Der neue F1.08, der Anfang des Jahres in der Münchner BMW-Zentrale präsentiert worden war, habe zuerst noch nicht so reagiert, wie er es sich erhofft hatte, räumte Heidfeld ein. "Aber die Saison ist noch nicht verloren", sagte der WM-Fünfte des vergangenen Jahres rund einen Monat vor dem Auftakt mit dem Großen Preis von Australien am 16. März in Melbourne.
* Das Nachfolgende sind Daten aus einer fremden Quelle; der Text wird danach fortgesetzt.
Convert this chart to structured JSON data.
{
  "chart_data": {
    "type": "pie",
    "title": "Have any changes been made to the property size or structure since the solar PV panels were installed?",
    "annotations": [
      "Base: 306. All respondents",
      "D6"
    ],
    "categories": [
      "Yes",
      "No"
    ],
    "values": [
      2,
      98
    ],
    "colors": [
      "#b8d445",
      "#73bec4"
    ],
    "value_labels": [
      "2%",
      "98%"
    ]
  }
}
Das Vorjahres-Auto sei am Anfang besser gewesen, sagte Heidfeld: "Beim neuen Auto musste ich meinen Fahrstil ändern."

Übersicht

In Jerez nur auf Platz sechs

Die Zeiten bei den Testfahrten am Dienstag in Jerez hatten Heidfelds bisherige Einschätzung bestätigt. Während Teamkollege Robert Kubica aus Polen sich lediglich den beiden Silberpfeil-Piloten Lewis Hamilton (Großbritannien) und Pedro de la Rosa (Spanien) hatte geschlagen geben müssen, kam Heidfeld auf Rang sechs. Vor ihm reihten sich Kazuki Nakajima (Japan) im Williams-Toyota und Nelson Piquet Junior (Brasilien) im Renault ein.